L’enjeu majeur de l’eau
Pour son plan, l’entreprise a déjà débloqué un total de 200 millions d’euros. « À l’échelle de l’ensemble du groupe Saint-Gobain PAM, cela a déjà permis de réduire nos prélèvements en eau de 75 % et de baisser de 16 % de nos émissions de CO2 », affirme le directeur général.
Pour rappel Saint-Gobain PAM est une structure du groupe Saint-Gobain (47,9 milliards d’euros de chiffre d’affaires en 2023 – 160 000 salariés) qui compte elle-même une quinzaine de filiales réparties surtout en Europe, autour d’usines stratégiques comme celles de Pont-à-Mousson ou de Santander en Espagne, mais aussi au Brésil où il existe deux sites d’envergure.
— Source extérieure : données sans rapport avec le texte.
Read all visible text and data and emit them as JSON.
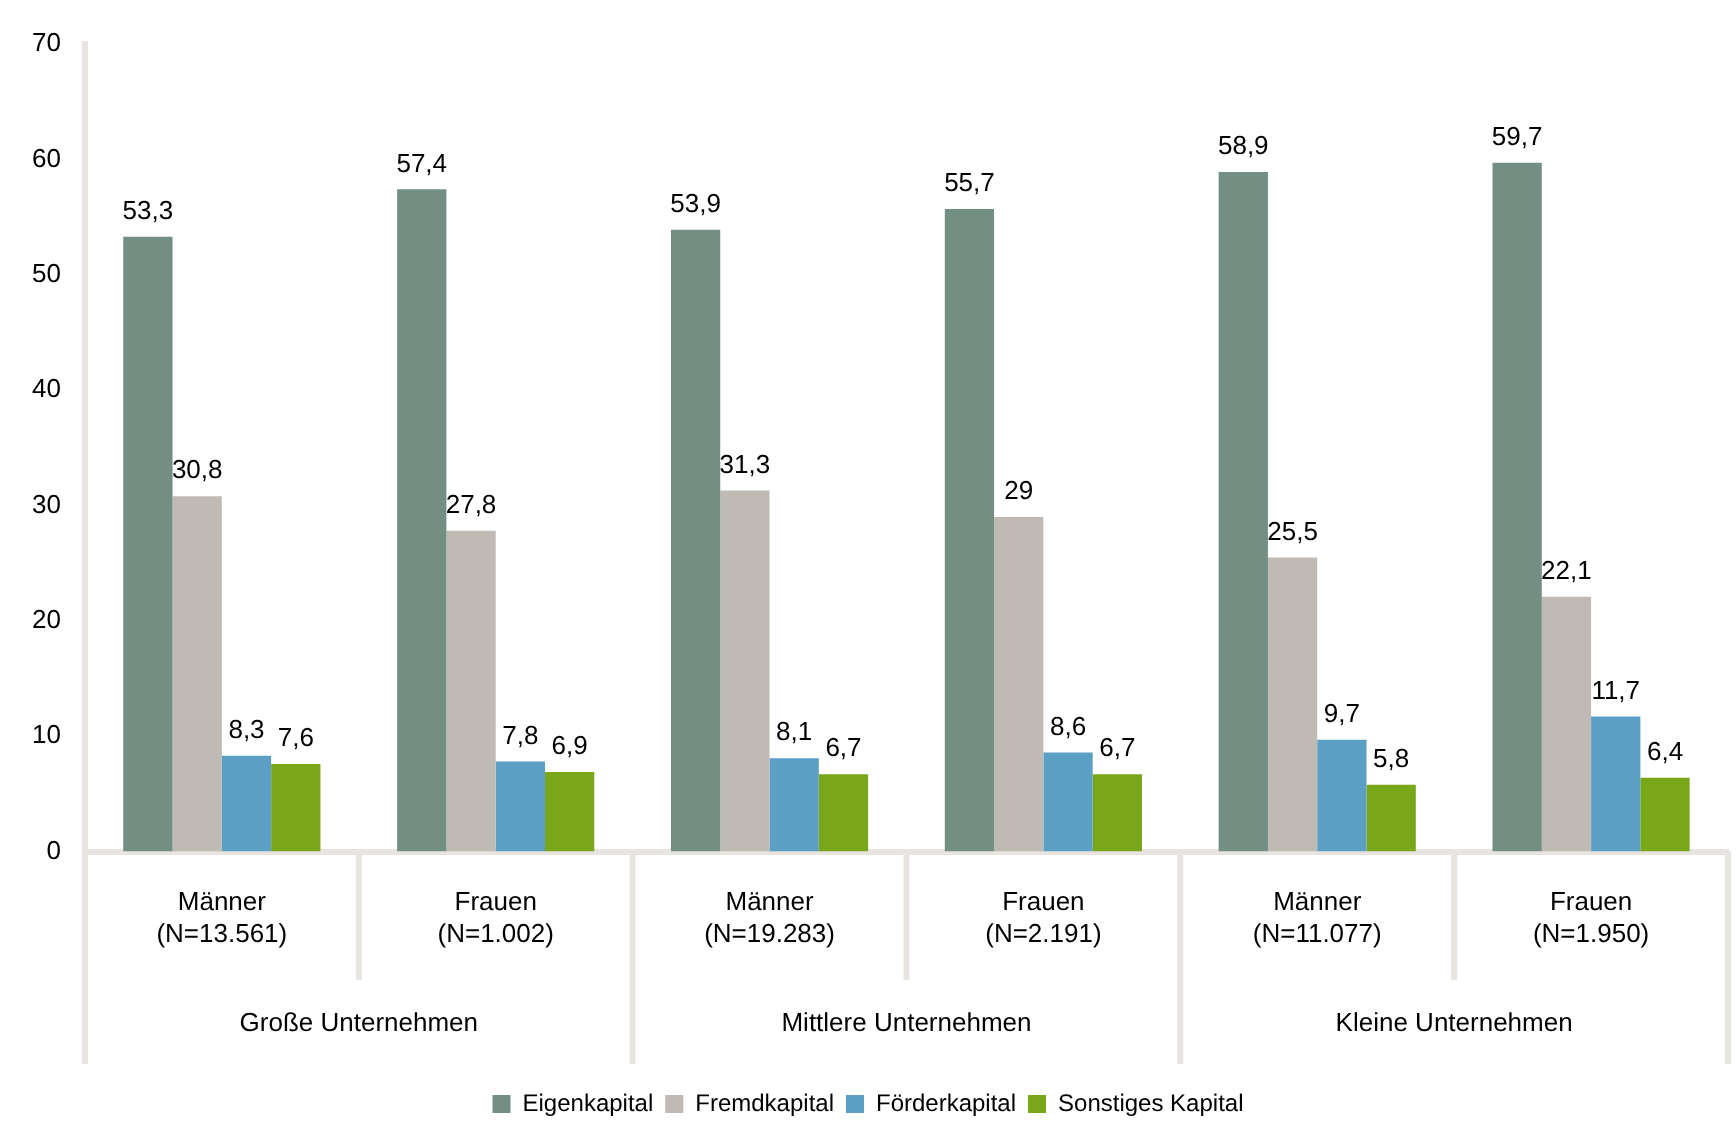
{
  "chart_data": {
    "type": "bar",
    "categories": [
      "Männer\n(N=13.561)",
      "Frauen\n(N=1.002)",
      "Männer\n(N=19.283)",
      "Frauen\n(N=2.191)",
      "Männer\n(N=11.077)",
      "Frauen\n(N=1.950)"
    ],
    "annotations": [
      "Große Unternehmen",
      "Mittlere Unternehmen",
      "Kleine Unternehmen"
    ],
    "series": [
      {
        "name": "Eigenkapital",
        "color": "#738f84",
        "values": [
          53.3,
          57.4,
          53.9,
          55.7,
          58.9,
          59.7
        ],
        "value_labels": [
          "53,3",
          "57,4",
          "53,9",
          "55,7",
          "58,9",
          "59,7"
        ]
      },
      {
        "name": "Fremdkapital",
        "color": "#c0bab5",
        "values": [
          30.8,
          27.8,
          31.3,
          29,
          25.5,
          22.1
        ],
        "value_labels": [
          "30,8",
          "27,8",
          "31,3",
          "29",
          "25,5",
          "22,1"
        ]
      },
      {
        "name": "Förderkapital",
        "color": "#5b9fc4",
        "values": [
          8.3,
          7.8,
          8.1,
          8.6,
          9.7,
          11.7
        ],
        "value_labels": [
          "8,3",
          "7,8",
          "8,1",
          "8,6",
          "9,7",
          "11,7"
        ]
      },
      {
        "name": "Sonstiges Kapital",
        "color": "#7aa61a",
        "values": [
          7.6,
          6.9,
          6.7,
          6.7,
          5.8,
          6.4
        ],
        "value_labels": [
          "7,6",
          "6,9",
          "6,7",
          "6,7",
          "5,8",
          "6,4"
        ]
      }
    ],
    "ylim": [
      0,
      70
    ],
    "yticks": [
      0,
      10,
      20,
      30,
      40,
      50,
      60,
      70
    ],
    "grid": false,
    "legend": "bottom"
  }
}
Dans les objectifs, le plan stratégique de Saint-Gobain PAM montre que les enjeux liés à l’eau sont au cœur des préoccupations. « Nous en consommons beaucoup, notamment pour refroidir les pièces que nous produisons. Quand nous avons initié notre plan, nous utilisions 25 millions de mètres cubes d’eau à l’année, soit l’équivalent de la consommation de 500 000 habitants. Même si 90 % de l’eau que nous ponctionnons est finalement réinjectée dans la nature, ça restait important. Aujourd’hui, nous n’utilisons plus que 4 millions de mètres cubes. Nous avons investi 10 millions d’euros pour boucher les fuites qui étaient à l’origine d’importantes pertes. »
« La concurrence doit être équitable »
Les efforts consentis par Saint-Gobain PAM sont-ils suffisamment valorisés ? Sur ses activités, Saint-Gobain PAM doit composer avec une forte concurrence asiatique et notamment indienne. Qui peut poser problème. En 2021, l’industriel lorrain était monté au créneau après que le gouvernement a annoncé une subvention de 4 millions d’euros en faveur de l’un de ses concurrents majeur, l’acteur indien Electrosteel, pour qu’il puisse s’implanter en France. (La commission européenne a en revanche imposé une hausse des taux de douanes à Electrosteel l’année dernière pour contrer les pratiques de dumping fiscal.) « Certains groupes asiatiques ne produisent pas dans les mêmes conditions environnementales ni sociales que nous. Ni d’ailleurs dans les mêmes conditions de marché : depuis l’Europe, nous n’avons pas le droit d’exporter notre production en Inde, mais l’inverse est possible. C’est une concurrence très asymétrique. Dans une période où l’industrie décarbone, engage des millions d’euros pour revoir ses procédés de production et se verdir, il est indispensable que la concurrence soit équitable. Pour tous les sujets qui touchent au carbone et à l’impact sur l’environnement, nous devons tous être à armes égales. Si on nous impose des règles mais qu’on importe des produits qui ne respectent pas les mêmes processus de décarbonation, ce n’est pas juste », développe Jérôme Lionet. Pas de quoi enrayer les bonnes intentions de Saint-Gobain PAM. D’autres projets à l’image de Thor ou de Vulcain pourraient bien voir le jour dans les années à venir.